Dor e Glória é
provavelmente o melhor trabalho do diretor espanhol Pedro Almodóvar desde A Pele que Habito (2011). O filme é uma
espécie de autoficção na qual Almodóvar reflete sobre suas paixões, frustrações
e o move sua arte. É, talvez, o mais perto que o diretor chegou de uma
autobiografia.
A narrativa é centrada no diretor de cinema Salvador Mallo
(Antonio Banderas) que começa a enfrentar sérios problemas de saúde e, em
decorrência disso, começa a refletir sobre sua trajetória de vida e a arte que
produziu.
Desde o início fica evidente que o personagem vivido por
Banderas foi concebido como um simulacro do próprio Almodóvar, dos figurinos e
maneirismos, passando pelo penteado, tudo remete ao célebre diretor espanhol.
Não temos como saber o que Almodóvar tirou diretamente da própria biografia ou
do que é ficção, mas não importa. O que importa é como o filme, possivelmente
mais que qualquer outro filme do diretor, nos proporciona esse mergulho pelo
fluxo de consciência do realizador.
É um estudo sobre a arte e como ela nos move, como dá
sentido a nossas vidas mesmo diante das dificuldades, mesmo com todos os
problemas de saúde que parecem tornar nossas vidas insuportáveis. Dando sinais
de depressão e recorrendo ao uso de drogas para conviver com a dor, Salvador
vai aos poucos sendo tirado do seu estupor conforme revisita obras antigas e
essas obras, além do contato com seus antigos colaboradores, o impelem a voltar
a escrever.
O que acompanhamos é uma espécie de processo dialógico no
qual o fazer artístico de Salvador o leva a reencontros e reexames de sua vida
e experiências afetivas, como se o contato com a arte o fizesse entrar em
contato maior consigo mesmo, gerando um impulso maior para transformar essa
vivência em arte em uma espécie loop.
Através da jornada de seu protagonista, Almodóvar nos instruiu no que o fazer
artístico significa para ele.
Sob os olhar de Almodóvar vemos a arte como uma celebração
da vida, da experiência humana, dos afetos, dos dissabores.

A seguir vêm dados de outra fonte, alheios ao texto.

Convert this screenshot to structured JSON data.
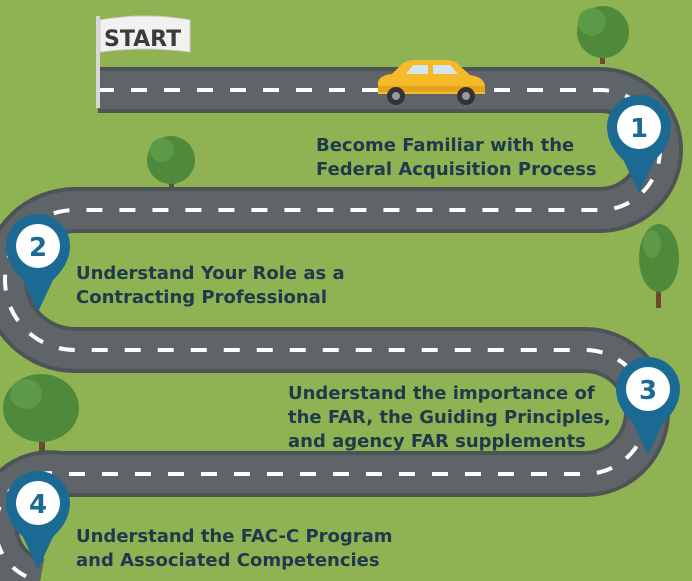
{
  "start_flag": {
    "label": "START"
  },
  "steps": [
    {
      "number": "1",
      "lines": [
        "Become Familiar with the",
        "Federal Acquisition Process"
      ]
    },
    {
      "number": "2",
      "lines": [
        "Understand Your Role as a",
        "Contracting Professional"
      ]
    },
    {
      "number": "3",
      "lines": [
        "Understand the importance of",
        "the FAR, the Guiding Principles,",
        "and agency FAR supplements"
      ]
    },
    {
      "number": "4",
      "lines": [
        "Understand the FAC-C Program",
        "and Associated Competencies"
      ]
    }
  ],
  "colors": {
    "background": "#8fb253",
    "road": "#5e6468",
    "road_edge": "#4d5357",
    "road_dash": "#ffffff",
    "pin": "#1b6a94",
    "text": "#1f3a4d",
    "car": "#f6b928",
    "tree_canopy": "#4f8a3c",
    "tree_trunk": "#6b4a2e"
  }
}
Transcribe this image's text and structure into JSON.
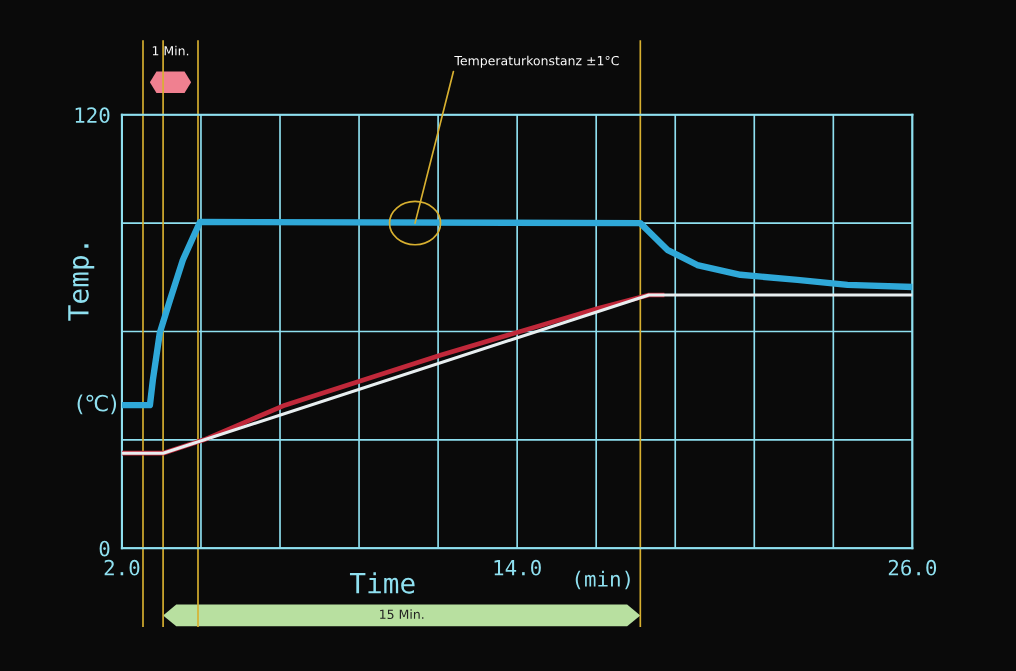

A arte é a razão
para que Salvador continue vivo, permitindo que ele se reconecte com pessoas,
sentimentos e memórias que acreditava já ter esquecido, dando a ele motivação
para tentar resolver seus problemas de saúde.
Além de Banderas, o filme também conta com um ótimo trabalho
de Penélope Cruz como a mãe de Salvador em cenas que parecem ser flashbacks da infância do protagonista.
Como em outros filmes de Almodóvar, o entendimento da relação do personagem
(que aqui é praticamente um simulacro do próprio diretor) é essencial para
entender como esse protagonista lida com o mundo.
Em seu trabalho mais pessoal em anos, em Dor e Glória, Pedro Almodóvar nos leva
para dentro de sua relação intelectual e afetiva para a arte, mostrando como o
labor artístico é central para a vida.